Invitations to respond to the US census began circulating in early March, encouraging residents of Knoxville to report information from their households. This year, a new online reporting option is available, making responding to the census easier than ever.
The census collects information from households, residence halls, and nursing homes—and even transitory living places like shelters and campgrounds—to gather a complete count of residents on April 1, 2020. For college students, that means the US Census Bureau wants to know where a student is living on or near campus, such as their apartment or residence hall, not the permanent address of a parent or guardian.
Due to the coronavirus outbreak, many students have returned home to their primary residence. Despite this change, students should respond to the census with their Knoxville address if they were living off campus.
There are two main options for UT students to respond to the census, depending on where they lived before the COVID-19 pandemic:
On-campus residents can respond to the census through the University Housing portal using their NetID and password. This includes any student who was living in a residence hall or a sorority or fraternity house. Once logged in, students can select the “US Census 2020” tab and click “I agree” to authorize University Housing to report their basic demographic information to the US Census Bureau on their behalf.
Off-campus students can respond to the census online at 2020census.gov. It is important that students living off campus respond with their college residence, regardless of where they are living now. A 12-digit Census ID was probably mailed to off-campus apartments and houses, but you do not need it to fill out your census form online. Just select “If you do not have a Census ID, click here” and follow the prompts to enter your off-campus address. If you lived with roommates, designate one person to answer for everyone in the home.
International students should respond to the census as well. All residents of the United States on April 1, 2020, regardless of citizenship, visa type, or immigration status, are included in the count. International students can respond using the instructions above for campus and off-campus residents.
UT employees and Knoxville community members have the same reporting options as off-campus students. Households can be reported by mail or over the phone if preferred.
“We’re asking students to represent future Vols by completing the census. Future funds for services, roads, and other infrastructure in part depend on students responding,” said Tim Kuhn, director of the Tennessee State Data Center, housed in the Boyd Center for Business and Economic Research in UT’s Haslam College of Business.
Kuhn was appointed by Governor Bill Lee to the Tennessee Complete Count Committee, working along with 37 other government and community leaders to develop ways to encourage Tennesseans to participate in the 2020 census.

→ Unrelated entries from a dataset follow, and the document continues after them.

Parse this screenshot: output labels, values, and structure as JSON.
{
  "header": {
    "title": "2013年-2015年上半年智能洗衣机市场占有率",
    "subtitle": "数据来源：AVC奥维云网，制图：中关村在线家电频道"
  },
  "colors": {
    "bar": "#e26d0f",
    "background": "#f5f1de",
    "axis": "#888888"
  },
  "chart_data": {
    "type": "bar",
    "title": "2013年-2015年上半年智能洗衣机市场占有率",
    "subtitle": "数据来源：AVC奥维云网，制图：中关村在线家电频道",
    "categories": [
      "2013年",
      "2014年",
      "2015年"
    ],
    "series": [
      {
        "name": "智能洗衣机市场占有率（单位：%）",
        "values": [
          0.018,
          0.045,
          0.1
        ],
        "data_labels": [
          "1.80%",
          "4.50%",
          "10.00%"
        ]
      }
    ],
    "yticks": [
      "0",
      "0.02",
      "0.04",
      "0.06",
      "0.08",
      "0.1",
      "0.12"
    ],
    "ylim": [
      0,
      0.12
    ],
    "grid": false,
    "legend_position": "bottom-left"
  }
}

Getting a complete count for the state of Tennessee is crucial, as the data collected determines government representation and funding for local communities from both state and federal sources. Numbers collected this spring will be the basis for the state’s funding allocation over the next 10 years. If the Census Bureau can’t correctly count Tennessee’s estimated 234,000 college students ages 18–24 at the houses, apartments, and residence halls where they live during the academic year, it can mean thousands of dollars in lost revenue for the community were the institution is located.